Dr David Thackeray is Senior Lecturer in History at the University of Exeter.
Public support for the EU is in practice highly correlated with people’s fear of military conflicts in Europe. This includes memories of the past just as the experienced real threats during the Cold War. The economic aspects of EU integration however tend in any country to be understood only by a minority.
Britain may have less of a collectively shared memory about the catastrophes of a war in Europe than other countries. It has therefore just been a matter of time until Brexit happened.
Interestingly, the patriotic public discourse in Britain seems to focus on “national independence” rather than on “national power”. I am wondering if keeping Britain in Europe in order to maintain political influence could have been more convincing as an argument to Remain than economic arguments.
The changing nature of the EEC as it morphed into the EU is the principle driver for Brexit. The original EEC focus used on “negative integration” in the economic sphere, i.e. the removal of economic barriers and was largely popular with Britons. Once the single market was complete the EU increasingly turned to “positive integration”, I.e. Harmonisation of legislation in more politically salient policy areas and this is where the crisis of democratic legitimacy began to grow. From the EU institutional perspective the harmonisation was desirable as means to further its own institutional agenda of building a European state, a goal not desired by the UK. The harmonised legislation was typically poor quality, as the EU was less concerned with good policy outcomes and moreover interested in extending the ‘aquis’ in order to further the superstate agenda. Hence the growth in dysfunctional policy making at EU level. In order to overcome objections to more “positive integration” the EU treaties were changed to extend the use of Qualified Majority Voting into new and more politically salient policy areas and reducing voting thresholds. However, positive integration is not a win-win in the manner that negative integration is. By simply outvoting member-states like the Uk and compelling them to adopt increasingly dysfunctional legislation the EU created resistance that grew and grew with every EU Treaty. When it was no longer possible to secure popular support for increased integration, the EU simply ignored the lost referendums in France, Denmark, Ireland and the Netherlands anyway, requiring voters to vote again until they got it right (from the EU institutional perspective) or simply bypassed the people completely by having national parliaments ratify. It was only a matter of time before democratic politics found a way to break this undesired and dysfunctional European integration, starting in the UK. The EU is still not listening so it will be interesting to see how other nations restore democratic control. All signs are that the EU system is a capture of the political system by non-democratic forces who will not voluntarily relinquish their aquired powers.

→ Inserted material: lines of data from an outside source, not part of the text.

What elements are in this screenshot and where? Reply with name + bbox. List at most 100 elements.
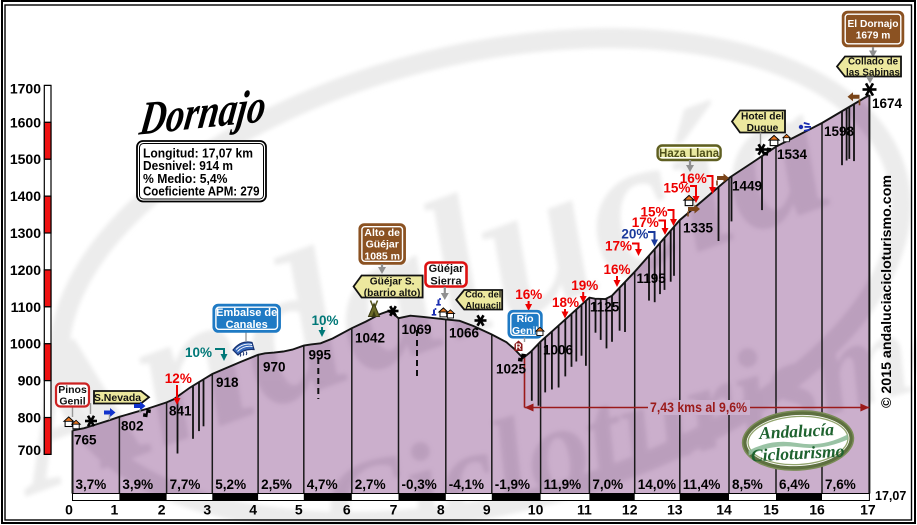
svg-text:Genil: Genil	[512, 325, 538, 337]
svg-text:14,0%: 14,0%	[638, 477, 676, 492]
svg-text:0: 0	[65, 502, 73, 518]
svg-text:1700: 1700	[10, 81, 41, 97]
svg-text:Haza Llana: Haza Llana	[659, 148, 720, 160]
svg-text:Collado de: Collado de	[848, 56, 899, 67]
svg-text:16%: 16%	[604, 262, 631, 277]
svg-text:3,7%: 3,7%	[76, 477, 107, 492]
svg-text:10%: 10%	[185, 345, 212, 360]
svg-text:900: 900	[18, 373, 42, 389]
svg-text:1069: 1069	[402, 322, 432, 337]
svg-text:1300: 1300	[10, 225, 41, 241]
svg-text:6,4%: 6,4%	[779, 477, 810, 492]
svg-text:13: 13	[667, 502, 683, 518]
svg-text:7,6%: 7,6%	[825, 477, 856, 492]
svg-text:Sierra: Sierra	[430, 276, 462, 288]
svg-text:Canales: Canales	[226, 319, 268, 331]
svg-text:1534: 1534	[777, 147, 808, 162]
svg-text:1085 m: 1085 m	[364, 250, 400, 262]
svg-text:10%: 10%	[312, 313, 339, 328]
svg-text:Desnivel: 914 m: Desnivel: 914 m	[143, 159, 233, 173]
svg-text:% Medio: 5,4%: % Medio: 5,4%	[143, 172, 228, 186]
svg-text:S.Nevada: S.Nevada	[94, 392, 141, 404]
svg-text:18%: 18%	[552, 295, 579, 310]
svg-text:1006: 1006	[543, 343, 574, 358]
svg-text:9: 9	[483, 502, 491, 518]
svg-text:995: 995	[309, 348, 332, 363]
svg-text:6: 6	[343, 502, 351, 518]
svg-text:1066: 1066	[449, 326, 480, 341]
svg-text:Güéjar S.: Güéjar S.	[370, 276, 415, 287]
svg-text:11: 11	[577, 502, 592, 518]
svg-text:10: 10	[528, 502, 544, 518]
svg-text:14: 14	[716, 502, 732, 518]
svg-text:Hotel del: Hotel del	[741, 111, 784, 122]
svg-text:-4,1%: -4,1%	[449, 477, 484, 492]
svg-text:8,5%: 8,5%	[732, 477, 763, 492]
svg-text:841: 841	[169, 404, 192, 419]
svg-text:-0,3%: -0,3%	[402, 477, 437, 492]
svg-text:1200: 1200	[10, 262, 41, 278]
svg-text:16%: 16%	[680, 171, 707, 186]
svg-text:1100: 1100	[11, 299, 42, 315]
svg-text:1335: 1335	[683, 221, 714, 236]
svg-text:11,4%: 11,4%	[683, 477, 721, 492]
svg-text:1400: 1400	[10, 188, 41, 204]
svg-text:Genil: Genil	[59, 396, 85, 408]
svg-text:2,5%: 2,5%	[261, 477, 292, 492]
svg-text:© 2015 andaluciacicloturismo.c: © 2015 andaluciacicloturismo.com	[878, 175, 894, 408]
svg-text:Cicloturismo: Cicloturismo	[751, 441, 846, 466]
svg-text:16%: 16%	[515, 287, 542, 302]
svg-text:15: 15	[763, 502, 779, 518]
svg-text:Alto de: Alto de	[364, 227, 400, 239]
svg-text:1674: 1674	[872, 96, 903, 111]
svg-text:7,43 kms al 9,6%: 7,43 kms al 9,6%	[650, 400, 747, 415]
svg-text:1125: 1125	[590, 300, 620, 315]
svg-text:1449: 1449	[732, 179, 762, 194]
svg-text:-1,9%: -1,9%	[495, 477, 530, 492]
svg-text:3: 3	[203, 502, 211, 518]
svg-text:5: 5	[295, 502, 303, 518]
svg-text:Duque: Duque	[747, 123, 779, 134]
svg-text:4,7%: 4,7%	[307, 477, 338, 492]
svg-text:Güéjar: Güéjar	[429, 263, 465, 275]
svg-text:1025: 1025	[496, 362, 527, 377]
svg-text:11,9%: 11,9%	[544, 477, 582, 492]
svg-text:Longitud: 17,07 km: Longitud: 17,07 km	[143, 147, 253, 161]
svg-text:1195: 1195	[637, 271, 667, 286]
svg-text:Alguacil: Alguacil	[465, 300, 501, 310]
svg-text:802: 802	[121, 419, 144, 434]
svg-text:1598: 1598	[824, 124, 855, 139]
svg-text:Andalucía: Andalucía	[758, 419, 835, 443]
svg-text:8: 8	[437, 502, 445, 518]
svg-text:Pinos: Pinos	[58, 384, 87, 396]
svg-text:Güéjar: Güéjar	[366, 239, 399, 251]
svg-text:7: 7	[390, 502, 398, 518]
svg-text:17%: 17%	[632, 215, 659, 230]
svg-text:12: 12	[622, 502, 638, 518]
svg-text:(barrio alto): (barrio alto)	[364, 288, 421, 299]
svg-text:R: R	[515, 342, 521, 352]
svg-text:5,2%: 5,2%	[215, 477, 246, 492]
svg-text:700: 700	[18, 442, 42, 458]
svg-text:20%: 20%	[621, 227, 648, 242]
svg-text:15%: 15%	[641, 205, 668, 220]
svg-text:1679 m: 1679 m	[856, 30, 891, 41]
svg-text:17: 17	[860, 502, 876, 518]
svg-text:17,07: 17,07	[875, 489, 906, 503]
svg-text:4: 4	[249, 502, 257, 518]
svg-text:3,9%: 3,9%	[122, 477, 153, 492]
svg-text:765: 765	[74, 433, 97, 448]
svg-text:Cdo. del: Cdo. del	[465, 290, 501, 300]
svg-text:El Dornajo: El Dornajo	[848, 19, 899, 30]
svg-text:1042: 1042	[355, 331, 385, 346]
svg-text:16: 16	[809, 502, 825, 518]
svg-text:12%: 12%	[165, 371, 192, 386]
svg-text:las Sabinas: las Sabinas	[846, 68, 900, 79]
svg-text:7,0%: 7,0%	[592, 477, 623, 492]
svg-text:Embalse de: Embalse de	[216, 307, 277, 319]
svg-text:1000: 1000	[10, 336, 41, 352]
svg-text:1: 1	[111, 502, 119, 518]
svg-text:Río: Río	[517, 313, 534, 325]
svg-text:2,7%: 2,7%	[355, 477, 386, 492]
svg-text:19%: 19%	[571, 278, 598, 293]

Britain will be up against and part of the rest of Europe as long as the tectonic plate upon which Europe is sited holds together.The political tectonic plates is quite another matter.History teaches again and again that they who are in power never willingly give it up.All that happens is a passing of the baton to carefully selected new and newly groomed and indoctrinated entrants who will pay their dues to those who retired thus from the fray of holding together a power clique and maintaining and amassing power in its many and various natures, shapes and configurations.From within and without Europe faces a flood of passion.Once that passion is spent, there will be a different Europe.What that will then look like is anybody’s guess, but it depends upon the European peoples as to how they will fare.The people in charge now, with the possible exception of England’s Tories and the Swiss cantons, will not under any circumstances, on the evidence available to us, be able to hold Europe together and face the tide of discontent, malcontents and refugees from without.